Steeds meer consumenten willen duurzame producten kopen. Voor webwinkels is het dus belangrijk om een duurzame keuze te kunnen bieden en de consument daar goed over te informeren. Wat komt daar allemaal bij kijken? Ellen de Lange (adviseur duurzaamheid en logistiek bij Thuiswinkel.org.) sprak met Jenny van Son, projectmanager duurzaamheid bij bol.com. Zij houdt zich al meer dan een jaar bezig met het verduurzamen van het aanbod van het online platform.

Wat doe je precies in deze functie en hoe ben je er terecht gekomen?

“Ik doe alles om duurzaam winkelen makkelijk te maken. Dat betekent dus zorgen voor een duurzaam assortiment, richtlijnen opstellen over wat wij als duurzaam markeren, maar ook zoveel mogelijk klanten meenemen en samenwerken met partners.”

“Ik werkte al vier jaar bij bol.com, eerst als brand specialist. Ik vond het bedrijf erg leuk, maar de functie paste niet helemaal. Ik wil graag impact maken via mijn baan en geloof in een duurzamere toekomst. Dus toen deze functie vrijkwam, heb de kans gegrepen.”

Hoe groot is de vraag naar duurzame producten bij jullie klanten?

“Uit klantonderzoeken blijkt dat 59% altijd of vaak duurzaamheid meeneemt in de aankoopbeslissing. In het klantgedrag op de website zien we dat 10% van onze klanten minimaal één keer duurzaam heeft gekocht. Dat aantal is in de afgelopen zes maanden verdubbeld. En uit het onderzoek blijkt ook dat klanten bereid zijn om iets meer te betalen. Ze willen de switch maken, maar het moet vooral makkelijk zijn. Wij focussen dan ook op het echt makkelijk maken voor de massa. Gemotiveerde mensen kunnen het duurzame aanbod al vinden, maar nu willen we iedereen bereiken.”

Hoe bepaal je wat je als duurzaam markeert op de website?

“Wij zorgen ervoor dat er onafhankelijk vastgesteld wordt wat duurzaam is. Daarvoor werken we samen met partijen zoals Milieu Centraal, die beoordelen welke keurmerken aan een bepaalde standaard voldoen.
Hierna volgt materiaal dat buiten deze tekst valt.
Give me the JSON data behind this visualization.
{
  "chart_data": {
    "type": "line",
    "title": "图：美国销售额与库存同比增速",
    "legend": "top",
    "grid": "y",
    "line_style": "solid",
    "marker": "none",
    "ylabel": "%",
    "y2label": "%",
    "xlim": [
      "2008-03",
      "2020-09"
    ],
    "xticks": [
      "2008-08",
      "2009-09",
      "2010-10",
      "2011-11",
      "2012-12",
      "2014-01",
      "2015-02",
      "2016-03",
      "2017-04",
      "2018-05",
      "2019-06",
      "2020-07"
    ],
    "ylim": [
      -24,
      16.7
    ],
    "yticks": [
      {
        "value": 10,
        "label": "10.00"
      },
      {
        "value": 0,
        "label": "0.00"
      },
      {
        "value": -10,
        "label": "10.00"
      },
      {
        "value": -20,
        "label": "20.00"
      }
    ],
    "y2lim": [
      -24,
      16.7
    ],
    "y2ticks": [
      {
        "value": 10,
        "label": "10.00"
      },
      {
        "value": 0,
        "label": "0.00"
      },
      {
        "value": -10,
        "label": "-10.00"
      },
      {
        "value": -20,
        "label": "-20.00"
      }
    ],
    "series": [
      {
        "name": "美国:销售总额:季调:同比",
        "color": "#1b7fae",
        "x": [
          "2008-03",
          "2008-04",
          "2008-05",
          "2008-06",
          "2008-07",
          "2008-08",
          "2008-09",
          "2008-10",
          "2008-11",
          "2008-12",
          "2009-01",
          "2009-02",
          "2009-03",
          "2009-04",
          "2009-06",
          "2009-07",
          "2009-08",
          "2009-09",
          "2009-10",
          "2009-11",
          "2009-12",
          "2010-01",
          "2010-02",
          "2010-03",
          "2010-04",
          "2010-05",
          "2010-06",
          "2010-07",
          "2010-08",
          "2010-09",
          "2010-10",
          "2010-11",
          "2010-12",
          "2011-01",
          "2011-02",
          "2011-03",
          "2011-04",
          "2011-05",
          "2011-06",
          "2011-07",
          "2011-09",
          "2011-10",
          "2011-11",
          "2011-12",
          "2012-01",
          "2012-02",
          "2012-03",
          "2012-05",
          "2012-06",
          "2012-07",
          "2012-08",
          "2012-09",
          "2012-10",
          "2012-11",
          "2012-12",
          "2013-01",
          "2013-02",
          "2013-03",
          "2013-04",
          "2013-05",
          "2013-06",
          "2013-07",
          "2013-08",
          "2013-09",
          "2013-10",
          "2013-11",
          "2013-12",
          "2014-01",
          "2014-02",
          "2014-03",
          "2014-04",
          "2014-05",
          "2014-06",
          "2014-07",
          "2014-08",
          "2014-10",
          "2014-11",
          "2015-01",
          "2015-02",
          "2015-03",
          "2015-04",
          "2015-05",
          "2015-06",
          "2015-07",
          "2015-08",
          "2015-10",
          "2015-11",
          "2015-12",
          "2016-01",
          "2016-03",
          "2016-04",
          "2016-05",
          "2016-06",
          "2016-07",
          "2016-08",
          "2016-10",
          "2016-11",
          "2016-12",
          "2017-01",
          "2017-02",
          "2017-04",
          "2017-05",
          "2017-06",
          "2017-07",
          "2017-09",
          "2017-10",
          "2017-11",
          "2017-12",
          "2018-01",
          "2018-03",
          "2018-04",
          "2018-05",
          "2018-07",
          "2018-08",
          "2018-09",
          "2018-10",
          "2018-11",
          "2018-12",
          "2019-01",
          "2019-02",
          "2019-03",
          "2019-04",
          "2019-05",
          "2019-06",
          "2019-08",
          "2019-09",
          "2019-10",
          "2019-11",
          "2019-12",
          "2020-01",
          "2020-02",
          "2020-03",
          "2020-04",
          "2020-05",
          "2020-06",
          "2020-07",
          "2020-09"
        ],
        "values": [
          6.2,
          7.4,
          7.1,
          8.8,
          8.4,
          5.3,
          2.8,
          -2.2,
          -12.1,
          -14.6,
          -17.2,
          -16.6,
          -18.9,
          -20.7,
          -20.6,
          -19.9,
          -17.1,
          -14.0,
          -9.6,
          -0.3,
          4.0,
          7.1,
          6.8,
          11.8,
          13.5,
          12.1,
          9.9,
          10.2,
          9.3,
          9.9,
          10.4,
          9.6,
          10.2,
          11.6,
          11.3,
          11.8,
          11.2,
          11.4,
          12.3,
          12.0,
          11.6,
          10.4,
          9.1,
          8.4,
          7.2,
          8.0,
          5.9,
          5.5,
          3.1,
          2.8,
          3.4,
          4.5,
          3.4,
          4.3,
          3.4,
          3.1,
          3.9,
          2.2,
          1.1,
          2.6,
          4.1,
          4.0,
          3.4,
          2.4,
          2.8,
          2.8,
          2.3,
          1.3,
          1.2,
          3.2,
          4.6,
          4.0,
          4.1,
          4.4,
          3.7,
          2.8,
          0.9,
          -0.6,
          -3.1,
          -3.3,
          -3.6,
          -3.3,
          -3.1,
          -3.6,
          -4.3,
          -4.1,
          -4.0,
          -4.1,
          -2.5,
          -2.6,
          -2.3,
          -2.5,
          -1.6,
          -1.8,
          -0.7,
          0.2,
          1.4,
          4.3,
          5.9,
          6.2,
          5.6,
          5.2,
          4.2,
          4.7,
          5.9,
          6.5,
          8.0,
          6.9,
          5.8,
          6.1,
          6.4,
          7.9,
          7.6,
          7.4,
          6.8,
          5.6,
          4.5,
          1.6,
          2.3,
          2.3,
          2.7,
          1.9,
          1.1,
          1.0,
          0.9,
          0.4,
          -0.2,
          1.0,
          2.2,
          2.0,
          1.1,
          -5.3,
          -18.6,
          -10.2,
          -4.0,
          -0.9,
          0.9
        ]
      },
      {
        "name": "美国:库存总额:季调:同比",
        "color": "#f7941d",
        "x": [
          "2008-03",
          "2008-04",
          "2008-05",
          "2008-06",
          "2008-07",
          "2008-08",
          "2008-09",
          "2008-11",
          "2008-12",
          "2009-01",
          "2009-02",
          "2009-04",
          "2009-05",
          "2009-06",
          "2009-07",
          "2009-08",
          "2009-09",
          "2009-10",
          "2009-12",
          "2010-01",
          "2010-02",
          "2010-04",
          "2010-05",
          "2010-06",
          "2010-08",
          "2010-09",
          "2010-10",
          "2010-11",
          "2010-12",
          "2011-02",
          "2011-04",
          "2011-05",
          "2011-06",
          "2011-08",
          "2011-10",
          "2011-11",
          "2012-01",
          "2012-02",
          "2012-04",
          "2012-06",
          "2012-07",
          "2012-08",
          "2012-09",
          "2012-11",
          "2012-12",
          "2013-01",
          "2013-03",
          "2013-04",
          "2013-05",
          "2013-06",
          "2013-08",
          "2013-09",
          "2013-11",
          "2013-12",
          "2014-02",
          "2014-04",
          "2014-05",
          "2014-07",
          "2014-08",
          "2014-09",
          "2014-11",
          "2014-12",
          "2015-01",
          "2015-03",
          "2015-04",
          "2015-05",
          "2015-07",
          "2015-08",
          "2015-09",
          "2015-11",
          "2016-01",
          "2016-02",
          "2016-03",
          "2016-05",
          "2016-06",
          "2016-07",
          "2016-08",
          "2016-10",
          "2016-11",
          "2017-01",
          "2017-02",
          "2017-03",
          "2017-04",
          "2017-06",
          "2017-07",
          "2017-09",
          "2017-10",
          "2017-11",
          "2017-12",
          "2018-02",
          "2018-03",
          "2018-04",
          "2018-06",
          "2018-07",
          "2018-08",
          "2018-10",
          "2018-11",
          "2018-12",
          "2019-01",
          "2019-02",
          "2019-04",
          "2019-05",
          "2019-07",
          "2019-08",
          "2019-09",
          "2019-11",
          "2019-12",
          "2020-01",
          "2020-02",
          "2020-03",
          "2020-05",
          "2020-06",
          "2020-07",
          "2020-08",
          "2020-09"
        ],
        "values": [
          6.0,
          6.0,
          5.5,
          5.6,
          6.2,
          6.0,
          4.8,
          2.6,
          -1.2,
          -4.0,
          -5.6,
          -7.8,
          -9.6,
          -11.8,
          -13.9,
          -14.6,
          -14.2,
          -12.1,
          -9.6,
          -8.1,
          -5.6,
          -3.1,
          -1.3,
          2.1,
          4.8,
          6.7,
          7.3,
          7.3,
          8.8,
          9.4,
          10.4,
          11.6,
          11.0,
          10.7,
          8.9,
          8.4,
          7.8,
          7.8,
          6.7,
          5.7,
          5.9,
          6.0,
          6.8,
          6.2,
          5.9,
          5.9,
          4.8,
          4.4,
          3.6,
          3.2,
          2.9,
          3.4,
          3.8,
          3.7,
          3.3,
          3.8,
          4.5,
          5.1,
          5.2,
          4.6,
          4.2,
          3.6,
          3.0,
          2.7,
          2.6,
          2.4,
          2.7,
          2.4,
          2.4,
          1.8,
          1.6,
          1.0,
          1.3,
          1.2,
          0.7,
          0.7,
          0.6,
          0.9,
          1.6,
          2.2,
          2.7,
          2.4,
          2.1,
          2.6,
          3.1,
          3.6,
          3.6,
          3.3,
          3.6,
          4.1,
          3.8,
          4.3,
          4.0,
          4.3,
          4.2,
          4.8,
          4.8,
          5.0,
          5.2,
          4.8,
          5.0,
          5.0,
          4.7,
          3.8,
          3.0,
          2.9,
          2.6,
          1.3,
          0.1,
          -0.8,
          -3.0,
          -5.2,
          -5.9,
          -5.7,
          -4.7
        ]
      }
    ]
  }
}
Bij productgroepen, zoals cosmetica, waar er onafhankelijke keurmerken zijn gaat dit relatief eenvoudig. Bij moeilijker productgroepen moeten we met een onafhankelijke partij aan tafel om te kijken welke criteria we kunnen opstellen om te bepalen wat duurzame alternatieven zijn. Denk aan duurzaam geproduceerde kabeltjes, deze zijn haast niet te vinden. Dan gaan we kijken of refurbished of tweedehands ook mogelijkheden zijn.”

Hoe pakken jullie dit aan met de verkopers op jullie platform?

“Bij onze verkooppartners gaat dit hetzelfde als bij ons eigen assortiment. Het mvo-team stelt de eisen aan producten op en dat presenteren we als een werkwijze naar collega’s die verantwoordelijk zijn voor ons assortiment. Duurzaamheidsinformatie van zowel leveranciers als van verkooppartners wordt eerst gecheckt. Er verschijnt dus niets ongezien op de website. Als producten keurmerken hebben, dan vragen we ook om de certificaten.”

Dat lijkt me een behoorlijke klus.

“Dat klopt. Eén van onze grootste uitdagingen is dan ook schaalbaarheid. Daarom zitten we om de tafel met bijvoorbeeld de Europese Commissie om te kijken of we rechtstreeks informatie kunnen krijgen over welke producten gecertificeerd zijn. Het liefst zien we een grote database met gecontroleerde duurzaamheidsinformatie per product. Maar dat is lastig, omdat veel keurmerken niet op productnummer registreren.”

Waar staan jullie nu?

“Wij bieden op dit moment 30.000 duurzaam geproduceerde producten aan. Dat is exclusief tweedehands producten. Ons doel is om volgend jaar voor 100% van de productgroepen een duurzaam alternatief te bieden. Op dit moment zitten we op 47%. We hebben 11.000 productgroepen, dus dat is een mooie uitdaging!”

Kijk je ook naar de ondergrens? Je kunt er ook voor kiezen om producten waarbij helemaal niet aan het milieu is gedacht, niet meer te verkopen.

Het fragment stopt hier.